As many of you probably know, Franz Schubert was a pretty prolific composer of classical music. He created an amazing body of work including 9 symphonies, and several piano solos and compositions. He is now considered one of the best musical minds of his era. Schubert died from Typhoid at the age of 31.
31!
I can't even imagine! It wasn't until that last year that Schubert was even recognized as being the master that he was. His life was cut in half by an unexpected disease, but look at the legacy he left behind! In only 31 years Schubert brought some of the best music the world has known.
And then, being who I am, I thought of myself. If my life got cut short at the age of 31 what kind of legacy would I leave? Not a very good one, I can tell you that. We can't all be Schuberts and Van Goghs, but we can create a legacy of our own. When do you think Schubert started creating his? I'd say since childhood. He took professional lessons from an early age and he worked his whole life to become who he is now. What the Hell have I done to become who I will become? Not a single thing! I don't want to start my life at 25, I want to start my life now! What if I leave this life unexpectedly? I will not leave with peace! I would leave with shame!
Well, surely, something must be done! I need to move things along!
So I want to move back to Idaho. There is nothing for me here. I have wasted away here since I acted out and I have made little progress. I have sat here, stagnant. A failure left to suck on the prodigal teet of parenthood. I am here as a crutch. Well, I'm not broken. I'm in perfect health. I just feel sorry for myself. I am not proactive. I am not active. I have no motivation or self-confidence to talk to a stranger. To stick up for myself. To make new friends. To ask somebody out on a date. To LIVE!!
"I went to the woods because I wished to live deliberately, to front only the essential facts of life, and see if I could not learn what it had to teach, and not, when I came to die, discover that I had not lived." ---Thoreau
And so, to suck out the very marrow of life, what am I to do? Get one! I need to
A- live in a city
B- have male role models around me with the same standards I do
C- a singles ward
D- possibly, a support group for people like me consisting of my very best friends?
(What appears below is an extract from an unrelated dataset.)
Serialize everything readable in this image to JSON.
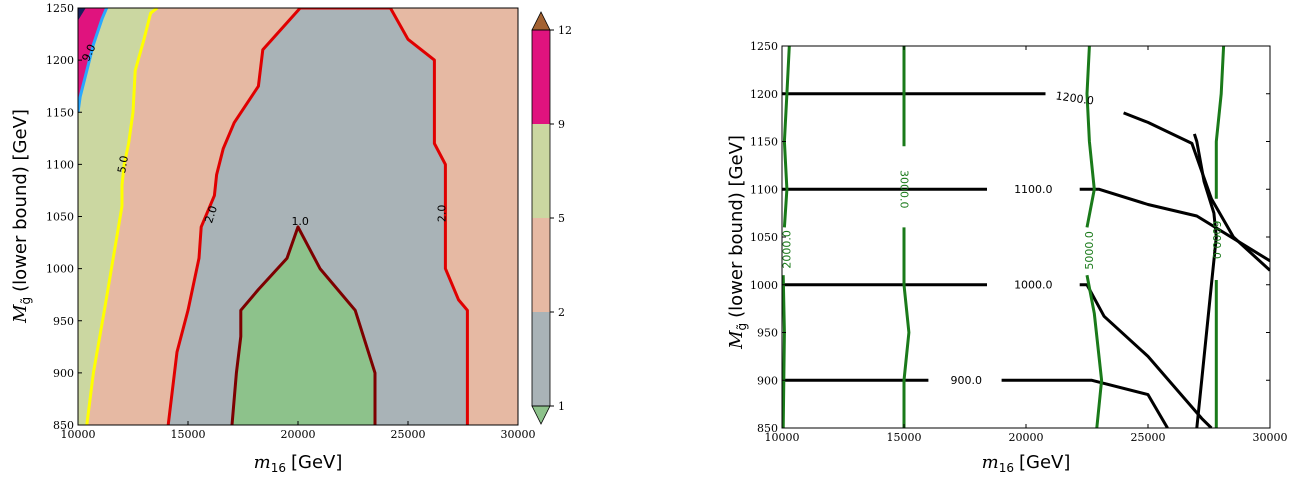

These things all lead me to Idaho Falls. I want to live! I want to get my self-confidence back. I want to overcome my addictions and have friends. I want romance!
I realize that moving to IF isn't going to solve all my problems. I need more than just a new atmosphere, I need a new attitude. I need to convince myself that I need to take action if I want to be a worthy member of the church, which I do.
So here's the plan. I need to leave New Hampshire with firm footing or I will fall. If I can go without my addictions for a solid month before January, then I will leave. And never come back to stay.
Is that motivation enough? It better be. Hard work is difficult. What was I supposed to expect? A Twinkie? I think not. Life is not a Twinkie, It's 50-lb. bags of whole grain wheat, sugar, and a cow. You need to make the Twinkie yourself.